Despite this volatility, Land said the fundamental backdrop remains supportive.

“Supply remains constrained while demand continues to grow,” he said.

He pointed out that central banks have been net buyers of gold since 2008, yet still hold less than 20 per cent of total global supply, while about 45 per cent of gold exists in jewellery form.

Land said central bank purchases and inflows into bullion-backed exchange-traded funds have driven bullion prices higher at a much faster pace than mining equities, creating a notable valuation gap.

“Many miners are trading below historic multiples, with attractive free-cash-flow yields and enterprise value-to-cash-flow metrics,” he said.

“We estimate valuations have lagged gold spot prices by about 20 per cent over the past couple of years.”

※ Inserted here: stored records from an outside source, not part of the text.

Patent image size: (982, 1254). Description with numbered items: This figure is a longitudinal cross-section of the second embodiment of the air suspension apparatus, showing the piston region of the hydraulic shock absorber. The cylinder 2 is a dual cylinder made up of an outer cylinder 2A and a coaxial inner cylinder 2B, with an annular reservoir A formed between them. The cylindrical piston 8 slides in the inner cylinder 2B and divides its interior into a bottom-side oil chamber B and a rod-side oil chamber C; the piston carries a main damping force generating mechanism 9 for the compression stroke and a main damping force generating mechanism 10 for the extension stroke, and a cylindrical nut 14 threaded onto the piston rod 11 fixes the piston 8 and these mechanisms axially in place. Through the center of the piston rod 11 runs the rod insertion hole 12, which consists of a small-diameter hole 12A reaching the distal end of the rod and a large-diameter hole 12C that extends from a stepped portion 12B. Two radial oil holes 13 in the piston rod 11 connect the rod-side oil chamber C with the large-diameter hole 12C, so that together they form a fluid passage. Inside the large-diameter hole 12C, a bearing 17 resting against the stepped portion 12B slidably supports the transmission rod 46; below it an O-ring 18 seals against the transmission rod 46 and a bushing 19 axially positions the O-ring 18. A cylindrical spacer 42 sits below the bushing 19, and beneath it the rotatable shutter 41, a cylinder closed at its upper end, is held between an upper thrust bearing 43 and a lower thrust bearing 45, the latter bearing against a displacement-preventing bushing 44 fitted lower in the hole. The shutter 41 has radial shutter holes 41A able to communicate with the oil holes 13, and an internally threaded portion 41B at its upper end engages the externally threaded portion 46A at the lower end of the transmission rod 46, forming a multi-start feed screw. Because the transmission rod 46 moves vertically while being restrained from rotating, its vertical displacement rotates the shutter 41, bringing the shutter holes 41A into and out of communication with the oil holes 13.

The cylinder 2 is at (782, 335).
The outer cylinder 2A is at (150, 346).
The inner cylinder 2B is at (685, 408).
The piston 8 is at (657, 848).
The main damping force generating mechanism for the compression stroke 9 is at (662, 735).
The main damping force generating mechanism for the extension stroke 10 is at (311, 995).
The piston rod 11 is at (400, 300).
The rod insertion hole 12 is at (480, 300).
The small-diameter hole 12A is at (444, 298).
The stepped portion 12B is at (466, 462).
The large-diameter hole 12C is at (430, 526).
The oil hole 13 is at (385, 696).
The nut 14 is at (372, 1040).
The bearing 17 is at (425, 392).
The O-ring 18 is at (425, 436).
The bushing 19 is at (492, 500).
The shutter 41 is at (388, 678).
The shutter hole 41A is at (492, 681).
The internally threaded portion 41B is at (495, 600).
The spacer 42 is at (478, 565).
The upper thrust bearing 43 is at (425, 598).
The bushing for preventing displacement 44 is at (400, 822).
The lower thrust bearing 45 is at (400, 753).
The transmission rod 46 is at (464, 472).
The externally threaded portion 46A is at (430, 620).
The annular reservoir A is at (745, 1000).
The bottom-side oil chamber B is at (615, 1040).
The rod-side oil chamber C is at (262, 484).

In his view, this disconnect is not justified.

“It reflects investor perception rather than fundamentals,” he said, noting that while investors remain wary due to past cycles of cost inflation and capital misallocation, the industry has evolved.

“Miners today have stronger balance sheets, better capital discipline and higher shareholder returns.”

He added that at elevated gold prices, miners offer significant operational leverage, with earnings and cash flow rising faster than bullion prices.

Fundamentals also support higher equity valuations, Land said, citing record profits for many producers in the third quarter of 2025, with fourth-quarter earnings expected to be even stronger as gold averaged about US$4,150 an ounce.

While caution is warranted if prices retreat, Mr Land said miners have a substantial buffer.

“Gold would need to fall below roughly US$3,500 an ounce before sector economics start to resemble prior down cycles,” he said.

Overall, he said strong balance sheets, attractive valuations and continued merger and acquisition activity leave him constructive on gold and gold equities in 2026.